Mevrouw de voorzitter, mijnheer de minister, collega's, we zijn nog 86 dagen van het begin van de Olympische Spelen verwijderd. Ze staan dus voor de deur. Ik denk dus dat het moment is gekomen om even stil te staan bij het deelnemersveld van Vlaanderen. Het toeval wil dat we afgelopen week werden geconfronteerd met enkele negatieve berichten in dat verband. De leerlingen van onze topsportscholen zijn zwak vertegenwoordigd in onze afvaardiging.

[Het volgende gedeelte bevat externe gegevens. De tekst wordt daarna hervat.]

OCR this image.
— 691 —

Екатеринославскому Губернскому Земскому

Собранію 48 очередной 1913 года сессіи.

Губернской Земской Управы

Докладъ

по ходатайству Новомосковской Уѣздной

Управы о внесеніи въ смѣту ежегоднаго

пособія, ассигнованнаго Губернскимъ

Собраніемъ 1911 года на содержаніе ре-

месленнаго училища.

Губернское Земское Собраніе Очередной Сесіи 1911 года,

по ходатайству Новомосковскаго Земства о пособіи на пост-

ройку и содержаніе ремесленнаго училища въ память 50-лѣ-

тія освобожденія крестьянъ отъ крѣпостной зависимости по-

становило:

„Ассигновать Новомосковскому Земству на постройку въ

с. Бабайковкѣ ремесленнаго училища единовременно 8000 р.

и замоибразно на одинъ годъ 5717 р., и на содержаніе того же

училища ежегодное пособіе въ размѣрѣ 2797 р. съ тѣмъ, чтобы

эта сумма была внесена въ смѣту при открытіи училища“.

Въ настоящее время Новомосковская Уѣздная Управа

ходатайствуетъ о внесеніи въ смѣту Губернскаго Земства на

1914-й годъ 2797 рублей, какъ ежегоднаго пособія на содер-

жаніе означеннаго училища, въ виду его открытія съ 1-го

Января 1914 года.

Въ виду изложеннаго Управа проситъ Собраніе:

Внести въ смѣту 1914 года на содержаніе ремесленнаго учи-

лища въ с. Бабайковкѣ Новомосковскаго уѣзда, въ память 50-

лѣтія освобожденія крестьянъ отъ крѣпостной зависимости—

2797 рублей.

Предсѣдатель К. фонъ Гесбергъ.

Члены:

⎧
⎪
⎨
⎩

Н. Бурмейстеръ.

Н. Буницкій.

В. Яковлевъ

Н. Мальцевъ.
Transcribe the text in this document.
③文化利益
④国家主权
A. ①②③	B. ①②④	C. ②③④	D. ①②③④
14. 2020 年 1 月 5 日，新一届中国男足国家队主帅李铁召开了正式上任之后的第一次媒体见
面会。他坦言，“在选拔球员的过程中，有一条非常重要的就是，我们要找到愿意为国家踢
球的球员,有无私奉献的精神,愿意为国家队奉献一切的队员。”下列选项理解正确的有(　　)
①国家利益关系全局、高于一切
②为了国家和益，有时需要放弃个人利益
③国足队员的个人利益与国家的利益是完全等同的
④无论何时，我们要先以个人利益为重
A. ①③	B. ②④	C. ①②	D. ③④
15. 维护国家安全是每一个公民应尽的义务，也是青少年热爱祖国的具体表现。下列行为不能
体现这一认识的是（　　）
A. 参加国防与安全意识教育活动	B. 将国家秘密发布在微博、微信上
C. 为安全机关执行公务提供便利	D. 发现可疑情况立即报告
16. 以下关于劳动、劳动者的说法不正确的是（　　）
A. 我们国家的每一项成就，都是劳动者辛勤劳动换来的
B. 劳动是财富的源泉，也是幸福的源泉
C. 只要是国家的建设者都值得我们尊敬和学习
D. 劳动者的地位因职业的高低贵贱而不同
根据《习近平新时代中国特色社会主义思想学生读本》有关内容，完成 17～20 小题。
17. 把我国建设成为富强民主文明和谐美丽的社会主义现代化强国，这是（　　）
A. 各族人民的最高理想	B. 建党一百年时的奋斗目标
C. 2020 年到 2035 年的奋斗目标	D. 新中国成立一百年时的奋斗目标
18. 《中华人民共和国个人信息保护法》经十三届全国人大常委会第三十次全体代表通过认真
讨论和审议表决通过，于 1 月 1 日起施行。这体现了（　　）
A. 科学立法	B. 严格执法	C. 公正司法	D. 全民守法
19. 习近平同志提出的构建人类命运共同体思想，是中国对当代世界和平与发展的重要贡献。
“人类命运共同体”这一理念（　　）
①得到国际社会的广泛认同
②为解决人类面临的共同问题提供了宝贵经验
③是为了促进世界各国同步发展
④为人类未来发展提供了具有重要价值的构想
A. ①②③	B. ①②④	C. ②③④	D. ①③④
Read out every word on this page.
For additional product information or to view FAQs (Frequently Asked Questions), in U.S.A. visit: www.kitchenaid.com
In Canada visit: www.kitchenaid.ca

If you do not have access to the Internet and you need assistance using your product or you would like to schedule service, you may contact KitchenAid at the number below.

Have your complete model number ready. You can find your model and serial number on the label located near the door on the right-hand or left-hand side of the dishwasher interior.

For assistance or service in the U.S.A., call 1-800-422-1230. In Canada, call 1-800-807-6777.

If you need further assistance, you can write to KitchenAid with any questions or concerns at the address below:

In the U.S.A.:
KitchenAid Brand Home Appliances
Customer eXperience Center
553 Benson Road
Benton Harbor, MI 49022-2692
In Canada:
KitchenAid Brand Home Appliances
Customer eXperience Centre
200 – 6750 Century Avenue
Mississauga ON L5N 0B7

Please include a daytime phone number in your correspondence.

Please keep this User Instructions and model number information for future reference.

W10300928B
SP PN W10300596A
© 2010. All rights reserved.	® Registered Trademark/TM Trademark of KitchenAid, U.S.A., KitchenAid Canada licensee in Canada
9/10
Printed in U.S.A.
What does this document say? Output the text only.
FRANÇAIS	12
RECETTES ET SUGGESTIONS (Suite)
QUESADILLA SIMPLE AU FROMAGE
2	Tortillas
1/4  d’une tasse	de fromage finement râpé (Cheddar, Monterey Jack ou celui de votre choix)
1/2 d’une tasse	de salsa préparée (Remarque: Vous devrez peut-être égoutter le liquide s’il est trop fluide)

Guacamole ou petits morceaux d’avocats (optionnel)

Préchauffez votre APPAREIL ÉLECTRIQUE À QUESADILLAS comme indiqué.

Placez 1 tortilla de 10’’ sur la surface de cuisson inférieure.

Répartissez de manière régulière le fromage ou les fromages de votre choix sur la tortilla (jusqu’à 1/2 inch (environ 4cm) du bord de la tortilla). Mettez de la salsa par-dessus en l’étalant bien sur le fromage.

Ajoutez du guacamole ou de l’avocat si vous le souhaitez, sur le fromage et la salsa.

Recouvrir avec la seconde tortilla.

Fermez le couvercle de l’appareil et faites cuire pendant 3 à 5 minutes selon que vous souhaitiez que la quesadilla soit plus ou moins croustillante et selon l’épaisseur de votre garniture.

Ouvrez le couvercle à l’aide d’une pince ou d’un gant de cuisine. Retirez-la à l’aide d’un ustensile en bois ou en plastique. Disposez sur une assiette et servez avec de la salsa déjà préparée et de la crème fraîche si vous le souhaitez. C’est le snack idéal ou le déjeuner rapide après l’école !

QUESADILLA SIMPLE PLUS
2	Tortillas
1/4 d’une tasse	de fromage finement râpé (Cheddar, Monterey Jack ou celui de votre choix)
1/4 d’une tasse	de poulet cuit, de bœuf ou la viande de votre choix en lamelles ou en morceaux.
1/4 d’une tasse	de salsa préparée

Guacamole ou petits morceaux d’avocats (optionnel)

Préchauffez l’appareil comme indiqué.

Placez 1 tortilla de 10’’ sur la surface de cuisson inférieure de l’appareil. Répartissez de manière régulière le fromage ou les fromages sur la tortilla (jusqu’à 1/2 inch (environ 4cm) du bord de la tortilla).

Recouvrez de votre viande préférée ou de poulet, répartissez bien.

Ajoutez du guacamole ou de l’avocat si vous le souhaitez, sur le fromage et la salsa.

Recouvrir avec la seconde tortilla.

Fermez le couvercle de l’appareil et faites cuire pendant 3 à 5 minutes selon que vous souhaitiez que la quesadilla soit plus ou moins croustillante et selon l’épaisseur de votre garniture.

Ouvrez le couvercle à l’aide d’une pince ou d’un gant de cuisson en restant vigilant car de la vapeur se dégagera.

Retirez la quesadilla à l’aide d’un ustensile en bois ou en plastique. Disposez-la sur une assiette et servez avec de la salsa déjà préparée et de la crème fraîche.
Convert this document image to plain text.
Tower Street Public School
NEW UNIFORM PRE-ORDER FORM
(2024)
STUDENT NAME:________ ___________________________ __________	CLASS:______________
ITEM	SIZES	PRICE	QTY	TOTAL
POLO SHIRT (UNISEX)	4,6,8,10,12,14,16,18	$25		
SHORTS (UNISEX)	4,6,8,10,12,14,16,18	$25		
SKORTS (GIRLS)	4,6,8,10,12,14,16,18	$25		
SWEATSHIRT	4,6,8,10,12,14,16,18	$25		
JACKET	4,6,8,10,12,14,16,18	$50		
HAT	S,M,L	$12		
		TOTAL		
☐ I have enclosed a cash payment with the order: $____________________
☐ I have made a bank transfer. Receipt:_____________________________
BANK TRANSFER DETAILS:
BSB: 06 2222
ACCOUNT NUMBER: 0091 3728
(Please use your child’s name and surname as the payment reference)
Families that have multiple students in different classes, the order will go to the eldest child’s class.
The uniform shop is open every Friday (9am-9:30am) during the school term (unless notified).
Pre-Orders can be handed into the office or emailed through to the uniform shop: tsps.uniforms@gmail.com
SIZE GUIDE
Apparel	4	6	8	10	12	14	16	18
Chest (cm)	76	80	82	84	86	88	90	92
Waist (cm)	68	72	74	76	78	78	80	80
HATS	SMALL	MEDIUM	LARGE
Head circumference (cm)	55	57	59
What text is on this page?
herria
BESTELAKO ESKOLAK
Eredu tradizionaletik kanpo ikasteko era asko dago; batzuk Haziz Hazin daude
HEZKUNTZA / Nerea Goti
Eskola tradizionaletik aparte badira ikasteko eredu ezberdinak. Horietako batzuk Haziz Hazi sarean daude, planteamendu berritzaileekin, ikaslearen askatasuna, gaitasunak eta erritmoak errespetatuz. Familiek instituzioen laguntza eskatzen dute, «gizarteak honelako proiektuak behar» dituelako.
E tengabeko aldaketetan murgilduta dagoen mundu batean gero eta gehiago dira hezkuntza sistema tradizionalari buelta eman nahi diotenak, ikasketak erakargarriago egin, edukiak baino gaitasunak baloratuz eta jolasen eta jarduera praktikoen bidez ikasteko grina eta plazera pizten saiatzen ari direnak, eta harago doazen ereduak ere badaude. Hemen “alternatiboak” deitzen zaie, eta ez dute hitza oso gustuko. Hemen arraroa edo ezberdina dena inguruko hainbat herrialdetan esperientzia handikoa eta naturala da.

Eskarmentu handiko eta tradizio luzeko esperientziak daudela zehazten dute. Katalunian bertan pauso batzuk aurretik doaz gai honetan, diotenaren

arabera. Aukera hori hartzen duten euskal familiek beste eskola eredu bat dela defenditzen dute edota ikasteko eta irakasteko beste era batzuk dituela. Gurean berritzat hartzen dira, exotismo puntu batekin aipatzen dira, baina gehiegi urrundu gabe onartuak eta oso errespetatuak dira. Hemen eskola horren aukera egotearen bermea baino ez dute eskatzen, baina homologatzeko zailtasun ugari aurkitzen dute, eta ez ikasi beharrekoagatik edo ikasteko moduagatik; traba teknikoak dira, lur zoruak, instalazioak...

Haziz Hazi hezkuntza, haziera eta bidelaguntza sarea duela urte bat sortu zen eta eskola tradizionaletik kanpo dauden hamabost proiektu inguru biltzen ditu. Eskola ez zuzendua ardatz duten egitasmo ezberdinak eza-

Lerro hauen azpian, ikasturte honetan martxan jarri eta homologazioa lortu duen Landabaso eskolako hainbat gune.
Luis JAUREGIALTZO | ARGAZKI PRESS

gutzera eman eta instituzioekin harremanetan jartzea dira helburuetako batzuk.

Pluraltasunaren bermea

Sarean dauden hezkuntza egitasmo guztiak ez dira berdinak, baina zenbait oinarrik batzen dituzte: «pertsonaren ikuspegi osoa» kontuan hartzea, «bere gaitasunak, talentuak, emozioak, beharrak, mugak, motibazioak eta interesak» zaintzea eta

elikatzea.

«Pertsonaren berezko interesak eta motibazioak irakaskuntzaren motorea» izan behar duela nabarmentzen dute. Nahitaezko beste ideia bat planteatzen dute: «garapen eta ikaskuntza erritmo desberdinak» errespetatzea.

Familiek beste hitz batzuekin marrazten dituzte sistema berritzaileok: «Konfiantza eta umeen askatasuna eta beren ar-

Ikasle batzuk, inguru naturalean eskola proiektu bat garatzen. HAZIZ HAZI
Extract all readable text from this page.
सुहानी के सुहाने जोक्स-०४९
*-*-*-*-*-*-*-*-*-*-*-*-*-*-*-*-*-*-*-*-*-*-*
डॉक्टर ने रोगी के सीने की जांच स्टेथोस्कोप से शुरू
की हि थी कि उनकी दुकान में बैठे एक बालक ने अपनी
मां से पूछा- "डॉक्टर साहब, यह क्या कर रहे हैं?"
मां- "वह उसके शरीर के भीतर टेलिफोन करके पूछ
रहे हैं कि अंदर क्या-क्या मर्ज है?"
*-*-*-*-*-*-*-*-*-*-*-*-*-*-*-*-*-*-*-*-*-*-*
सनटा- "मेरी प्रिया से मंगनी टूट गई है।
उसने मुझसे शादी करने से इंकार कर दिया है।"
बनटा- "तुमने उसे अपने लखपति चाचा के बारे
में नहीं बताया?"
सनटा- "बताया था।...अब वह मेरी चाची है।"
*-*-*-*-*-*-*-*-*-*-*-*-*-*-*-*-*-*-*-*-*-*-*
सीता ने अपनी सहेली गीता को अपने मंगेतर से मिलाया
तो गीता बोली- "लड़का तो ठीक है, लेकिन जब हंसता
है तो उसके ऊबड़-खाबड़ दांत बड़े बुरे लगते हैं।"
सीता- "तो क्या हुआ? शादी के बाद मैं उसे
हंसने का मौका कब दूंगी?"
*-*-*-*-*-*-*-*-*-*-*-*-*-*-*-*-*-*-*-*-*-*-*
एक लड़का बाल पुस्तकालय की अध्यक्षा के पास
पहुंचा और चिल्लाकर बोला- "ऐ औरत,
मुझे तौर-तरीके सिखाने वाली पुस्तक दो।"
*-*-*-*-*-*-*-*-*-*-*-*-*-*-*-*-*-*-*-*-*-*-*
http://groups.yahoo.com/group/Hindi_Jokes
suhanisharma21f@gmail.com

We hebben op dat vlak nochtans grote inspanningen geleverd. De budgetten voor topsporters stijgen zienderogen. In 2006 ging het om 10,7 miljoen euro, en tegen het einde van deze legislatuur zal het gaan om niet minder dan 17,5 miljoen euro. Dat is een stijging met 65 percent, en een flink aandeel van het budget wordt besteed aan de topsportscholen. Die stijging is een goede zaak. De financiële steun voor sporttakken stond niet altijd in verhouding tot het maatschappelijke belang ervan.
Eén deelnemer komt uit een van onze topsportscholen. Dat is weinig. Er is blijkbaar een en ander aan de hand. Er is sprake van een evaluatie van de topsportscholen. Er komt nogal wat kritiek uit het veld. De topsportscholen zouden hun doel missen. Sommigen stellen dat er te veel zijn. Er zijn er zes: waarom niet één? Topsportscholen moeten immers worden geleid door toptrainers, en die zijn niet bij bosjes te vinden. Er is ook het probleem met de federaties, en daarover wordt uitvoerig in de kranten bericht. De relatie tussen de federaties en de topsportscholen is problematisch.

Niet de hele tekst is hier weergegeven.